A new draft of the permit is to be released by September 1 along with a hearing notice, according to the water board staff. The staff expects the board will be scheduling a hearing on the new draft permit in October or November.
Small Municipal Systems
The Phase II draft permit for small municipal separate storm sewer systems significantly expands existing requirements and adds six new major programs.
Key new duties for local governments:
- A retroactive requirement to inventory, select, install, implement and maintain storm water BMPs at commercial and industrial properties.
- Detailed inspection program for industrial and commercial facilities, including evaluation of appropriateness and effectiveness of BMPs.
- Develop a trash abatement plan and require 20% of zoned areas to install trash capture structural controls (retrofitting). It is likely this element of the plan will cause a rent increase for commercial renters.
The draft permit includes a list of 32 types of facilities at minimum that will be regulated—compost facilities, golf courses, parks, charitable car wash areas, restaurants, farmers markets, pool and fountain cleaning, veterinary facilities, car repair facilities, and building material storage areas, just to name a few.
This draft permit will have a dramatic and costly impact on municipalities and industry that will make it even more costly to do business in California. Local government representatives say that enforcing these provisions could triple or quadruple current program costs.
Again, these new permit requirements are unfunded mandates beyond what EPA requires. Proposition 218 limits local government’s ability to raise dedicated revenues to fund the permit, so it is unclear how revenues will be obtained. If local governments are unable to comply, they will be open to state fines and third-party lawsuits.
A coalition of 80 local governments and a bipartisan group of legislators made verbal and written requests to extend the comment period by 60 days. The water board granted a 30-day extension until September 8.
The California Department of Transportation (Caltrans) is subject to the municipal separate storm sewer systems permit. Caltrans is responsible for the design, construction, management and maintenance of the state highway system and therefore storm water and non-storm water discharges from state-owned right-of-ways.
In its comment letter, Caltrans estimates that the new proposed permit could cost up to $2.2 billion annually. Compliance costs would be paid out of the State Highway Account, which means less funding for maintenance and new road construction transportation projects.

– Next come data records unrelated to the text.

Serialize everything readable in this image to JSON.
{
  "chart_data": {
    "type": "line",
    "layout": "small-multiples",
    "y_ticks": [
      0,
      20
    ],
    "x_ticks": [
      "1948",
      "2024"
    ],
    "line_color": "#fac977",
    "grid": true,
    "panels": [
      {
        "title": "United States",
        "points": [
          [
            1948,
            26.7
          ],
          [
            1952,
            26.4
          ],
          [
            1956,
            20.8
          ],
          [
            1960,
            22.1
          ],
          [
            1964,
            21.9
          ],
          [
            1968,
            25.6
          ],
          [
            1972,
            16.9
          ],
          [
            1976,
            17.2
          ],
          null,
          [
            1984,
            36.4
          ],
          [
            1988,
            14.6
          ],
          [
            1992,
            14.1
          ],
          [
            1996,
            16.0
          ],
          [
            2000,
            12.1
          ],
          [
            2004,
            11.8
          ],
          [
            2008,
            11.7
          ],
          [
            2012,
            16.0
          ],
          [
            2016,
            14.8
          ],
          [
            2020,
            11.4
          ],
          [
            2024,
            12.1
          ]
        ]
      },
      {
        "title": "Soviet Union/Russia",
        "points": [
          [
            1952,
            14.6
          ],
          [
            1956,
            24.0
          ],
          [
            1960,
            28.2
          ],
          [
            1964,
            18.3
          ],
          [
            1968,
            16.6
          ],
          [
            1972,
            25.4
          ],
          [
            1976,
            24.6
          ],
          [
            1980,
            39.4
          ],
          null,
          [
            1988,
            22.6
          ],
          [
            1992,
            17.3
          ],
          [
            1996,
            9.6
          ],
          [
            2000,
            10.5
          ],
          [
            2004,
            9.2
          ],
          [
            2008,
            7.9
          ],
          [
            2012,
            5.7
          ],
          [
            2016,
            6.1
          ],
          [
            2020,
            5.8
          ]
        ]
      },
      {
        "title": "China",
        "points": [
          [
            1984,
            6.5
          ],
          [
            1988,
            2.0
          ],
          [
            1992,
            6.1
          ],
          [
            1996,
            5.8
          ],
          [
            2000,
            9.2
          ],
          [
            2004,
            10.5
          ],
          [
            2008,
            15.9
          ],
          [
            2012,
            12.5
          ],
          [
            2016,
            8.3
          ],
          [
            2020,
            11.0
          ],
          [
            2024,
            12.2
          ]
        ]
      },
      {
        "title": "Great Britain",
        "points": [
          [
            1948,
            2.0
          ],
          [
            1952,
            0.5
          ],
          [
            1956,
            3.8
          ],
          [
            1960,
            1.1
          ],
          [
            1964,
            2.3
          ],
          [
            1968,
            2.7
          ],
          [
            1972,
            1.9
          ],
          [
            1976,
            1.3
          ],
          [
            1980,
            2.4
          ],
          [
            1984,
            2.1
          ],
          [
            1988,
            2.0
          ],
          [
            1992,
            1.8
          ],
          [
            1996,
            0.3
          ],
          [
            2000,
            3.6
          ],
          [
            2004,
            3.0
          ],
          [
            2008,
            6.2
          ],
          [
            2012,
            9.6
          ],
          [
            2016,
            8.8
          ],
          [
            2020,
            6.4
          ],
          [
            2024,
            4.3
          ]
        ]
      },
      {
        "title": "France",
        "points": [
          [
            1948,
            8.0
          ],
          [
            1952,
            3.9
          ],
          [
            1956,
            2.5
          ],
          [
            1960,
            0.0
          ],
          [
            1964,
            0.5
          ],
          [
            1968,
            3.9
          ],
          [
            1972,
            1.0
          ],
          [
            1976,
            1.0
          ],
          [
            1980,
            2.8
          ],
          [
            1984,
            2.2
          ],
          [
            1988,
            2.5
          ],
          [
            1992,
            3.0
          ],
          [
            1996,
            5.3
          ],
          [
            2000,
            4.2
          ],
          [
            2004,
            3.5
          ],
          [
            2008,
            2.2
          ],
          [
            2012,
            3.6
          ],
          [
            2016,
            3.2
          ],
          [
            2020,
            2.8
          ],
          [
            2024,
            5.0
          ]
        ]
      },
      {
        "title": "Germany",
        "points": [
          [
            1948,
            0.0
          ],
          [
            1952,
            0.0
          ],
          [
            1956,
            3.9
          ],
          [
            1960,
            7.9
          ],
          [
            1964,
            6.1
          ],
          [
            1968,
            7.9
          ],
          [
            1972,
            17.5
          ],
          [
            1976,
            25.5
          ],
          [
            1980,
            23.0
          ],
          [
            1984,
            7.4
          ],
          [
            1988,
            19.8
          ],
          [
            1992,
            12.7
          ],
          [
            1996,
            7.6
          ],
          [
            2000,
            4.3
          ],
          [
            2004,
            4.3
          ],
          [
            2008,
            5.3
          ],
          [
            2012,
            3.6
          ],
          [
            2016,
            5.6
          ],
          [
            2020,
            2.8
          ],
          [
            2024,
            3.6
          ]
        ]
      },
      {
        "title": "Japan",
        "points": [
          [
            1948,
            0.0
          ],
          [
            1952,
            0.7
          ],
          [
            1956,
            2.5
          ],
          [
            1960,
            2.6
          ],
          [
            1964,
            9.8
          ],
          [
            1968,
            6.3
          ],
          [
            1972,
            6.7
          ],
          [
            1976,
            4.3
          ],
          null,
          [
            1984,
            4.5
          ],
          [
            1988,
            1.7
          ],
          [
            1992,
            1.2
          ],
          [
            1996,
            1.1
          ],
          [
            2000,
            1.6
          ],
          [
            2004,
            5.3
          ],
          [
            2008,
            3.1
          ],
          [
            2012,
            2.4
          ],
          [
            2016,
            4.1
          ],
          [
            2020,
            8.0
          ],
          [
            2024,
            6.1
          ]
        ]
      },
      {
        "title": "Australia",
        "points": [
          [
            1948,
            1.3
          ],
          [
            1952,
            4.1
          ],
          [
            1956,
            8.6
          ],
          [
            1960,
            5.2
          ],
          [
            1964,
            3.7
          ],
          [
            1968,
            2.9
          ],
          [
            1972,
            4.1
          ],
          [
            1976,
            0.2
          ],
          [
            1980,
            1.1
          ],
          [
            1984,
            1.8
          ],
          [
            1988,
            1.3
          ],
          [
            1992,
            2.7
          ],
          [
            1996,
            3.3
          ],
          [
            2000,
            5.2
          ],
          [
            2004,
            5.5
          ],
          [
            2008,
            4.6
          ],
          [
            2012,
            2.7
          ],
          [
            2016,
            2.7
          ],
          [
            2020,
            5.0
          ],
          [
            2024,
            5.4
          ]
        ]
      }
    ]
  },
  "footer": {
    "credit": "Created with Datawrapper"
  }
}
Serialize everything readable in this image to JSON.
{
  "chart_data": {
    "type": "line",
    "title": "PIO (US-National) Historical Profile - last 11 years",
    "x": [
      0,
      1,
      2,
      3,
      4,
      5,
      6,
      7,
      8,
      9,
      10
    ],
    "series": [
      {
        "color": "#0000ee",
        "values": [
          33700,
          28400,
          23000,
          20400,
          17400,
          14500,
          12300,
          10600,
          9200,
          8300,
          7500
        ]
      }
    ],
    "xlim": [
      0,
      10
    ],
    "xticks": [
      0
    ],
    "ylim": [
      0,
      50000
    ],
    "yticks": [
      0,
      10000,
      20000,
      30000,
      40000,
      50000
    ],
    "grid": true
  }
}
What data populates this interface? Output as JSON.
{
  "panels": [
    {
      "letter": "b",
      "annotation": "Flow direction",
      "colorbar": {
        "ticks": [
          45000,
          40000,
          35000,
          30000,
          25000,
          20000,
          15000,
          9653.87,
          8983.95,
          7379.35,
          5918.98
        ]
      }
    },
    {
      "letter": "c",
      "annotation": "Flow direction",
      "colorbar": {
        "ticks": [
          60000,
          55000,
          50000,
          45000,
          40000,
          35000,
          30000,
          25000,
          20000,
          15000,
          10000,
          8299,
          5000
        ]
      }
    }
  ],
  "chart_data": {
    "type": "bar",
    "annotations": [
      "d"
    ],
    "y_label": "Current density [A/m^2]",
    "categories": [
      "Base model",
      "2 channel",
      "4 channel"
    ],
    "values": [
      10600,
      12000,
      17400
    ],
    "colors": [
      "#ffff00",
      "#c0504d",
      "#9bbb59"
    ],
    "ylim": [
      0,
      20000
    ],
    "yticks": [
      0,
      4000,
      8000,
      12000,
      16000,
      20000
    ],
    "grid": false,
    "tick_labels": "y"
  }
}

The California Transportation Commission estimates the permit would substantially increase the state’s transportation shortfall, currently projected to be $7.4 billion.
A coalition of transportation allies voiced its concerns to the water board in mid-July. The coalition pointed out that the draft permit:
- Exceeds requirements of federal law.
- Puts Caltrans at risk of being in a permanent state of non-compliance by setting standards and control measures that can’t be met.
- Opens the door for third-party lawsuits to stop new road construction projects.
- Shifts Caltrans priorities from improving roadways to monitoring water quality and retrofitting most storm water infrastructure built in the last 20 years. The funding shift would result in layoffs of thousands of workers in construction—an economic sector already suffering 25% unemployment.
The water board expects to have another workshop in September. The proposed permit is scheduled for adoption at the October water board hearing.
The CalChamber is encouraging members to contact the State Water Resources Control Board to ask that the storm water permits be sent back to staff for further consideration.
There is no justification for California to exceed federal Clean Water Act requirements. Economic recovery has a fragile hold in this state. The aggressive draft storm water permit proposals add another burdensome layer of regulations that will harm the state’s business and employer community, taxpayers and local governments.